OM HET HEDEN TE BEGRIJPEN MOET MEN HET VERLEDEN KENNEN
Veel discussies over Kerstmis, Nieuwjaar en Nardugan ontstaan doordat deze begrippen los van elkaar worden bekeken. Historisch gezien zijn zij echter verschillende benamingen voor dezelfde menselijke ervaring: de overgang van duisternis naar licht en de hoop op wedergeboorte.
Daarom zet een gezin dat vandaag een kerstboom versiert of iemand die hoopvol het nieuwe jaar ingaat, bewust of onbewust een eeuwenoude gedeelde culturele traditie voort.

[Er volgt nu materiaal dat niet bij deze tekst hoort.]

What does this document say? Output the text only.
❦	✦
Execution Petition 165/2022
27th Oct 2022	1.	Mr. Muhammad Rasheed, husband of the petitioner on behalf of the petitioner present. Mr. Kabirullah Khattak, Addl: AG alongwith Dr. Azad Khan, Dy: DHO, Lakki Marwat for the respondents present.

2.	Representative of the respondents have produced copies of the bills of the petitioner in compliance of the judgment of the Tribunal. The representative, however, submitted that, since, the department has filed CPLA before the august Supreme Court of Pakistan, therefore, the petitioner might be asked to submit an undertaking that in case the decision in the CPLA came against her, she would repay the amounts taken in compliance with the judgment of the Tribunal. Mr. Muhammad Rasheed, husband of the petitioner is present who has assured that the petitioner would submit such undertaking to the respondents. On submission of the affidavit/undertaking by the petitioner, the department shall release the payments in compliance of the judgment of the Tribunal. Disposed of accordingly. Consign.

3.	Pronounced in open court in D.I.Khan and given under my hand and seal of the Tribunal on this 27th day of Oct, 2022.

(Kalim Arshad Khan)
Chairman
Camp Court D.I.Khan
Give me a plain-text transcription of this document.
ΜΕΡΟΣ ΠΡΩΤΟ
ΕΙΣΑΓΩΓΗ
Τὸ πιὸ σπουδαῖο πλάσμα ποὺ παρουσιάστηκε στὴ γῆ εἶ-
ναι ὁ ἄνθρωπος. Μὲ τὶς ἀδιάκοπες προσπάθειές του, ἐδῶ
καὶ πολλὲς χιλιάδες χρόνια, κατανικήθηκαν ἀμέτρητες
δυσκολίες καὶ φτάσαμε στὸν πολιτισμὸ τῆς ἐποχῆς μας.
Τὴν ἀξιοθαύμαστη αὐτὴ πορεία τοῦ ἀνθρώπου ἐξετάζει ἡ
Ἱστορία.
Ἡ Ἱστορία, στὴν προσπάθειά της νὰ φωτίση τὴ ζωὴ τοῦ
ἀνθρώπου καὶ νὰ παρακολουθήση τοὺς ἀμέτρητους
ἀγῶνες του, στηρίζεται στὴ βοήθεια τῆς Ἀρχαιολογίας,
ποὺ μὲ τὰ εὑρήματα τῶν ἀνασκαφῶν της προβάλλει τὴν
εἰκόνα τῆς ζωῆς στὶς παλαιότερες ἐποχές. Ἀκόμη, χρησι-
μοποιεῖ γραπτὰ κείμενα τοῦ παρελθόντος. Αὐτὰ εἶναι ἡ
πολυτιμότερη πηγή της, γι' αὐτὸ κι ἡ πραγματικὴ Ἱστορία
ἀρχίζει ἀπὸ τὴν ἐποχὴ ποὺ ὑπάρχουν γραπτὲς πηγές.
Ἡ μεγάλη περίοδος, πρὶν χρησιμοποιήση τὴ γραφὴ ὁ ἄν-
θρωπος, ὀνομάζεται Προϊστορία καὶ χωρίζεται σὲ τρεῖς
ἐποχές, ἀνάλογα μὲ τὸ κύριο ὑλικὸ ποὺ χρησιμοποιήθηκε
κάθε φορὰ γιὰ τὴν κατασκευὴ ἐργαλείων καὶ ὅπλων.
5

WAAROM ZIJN KERSTMIS EN NIEUWJAAR VANDAAG ZO UNIVERSEEL
In de moderne wereld hebben Kerstmis en Nieuwjaar grotendeels hun religieuze grenzen overschreden. Tegenwoordig staan deze dagen symbool voor samenkomen met familie, delen en hoop op een nieuw begin, los van geloof. Deze universaliteit is een natuurlijk gevolg van het gedeelde erfgoed dat loopt van Nardugan tot Kerstmis en van Yul tot Nieuwjaar. De mensheid heeft duizenden jaren tegelijk de duisternis gevreesd en de terugkeer van het licht gevierd.
Moge uw nieuwe jaar en deze dagen van wedergeboorte gezegend zijn.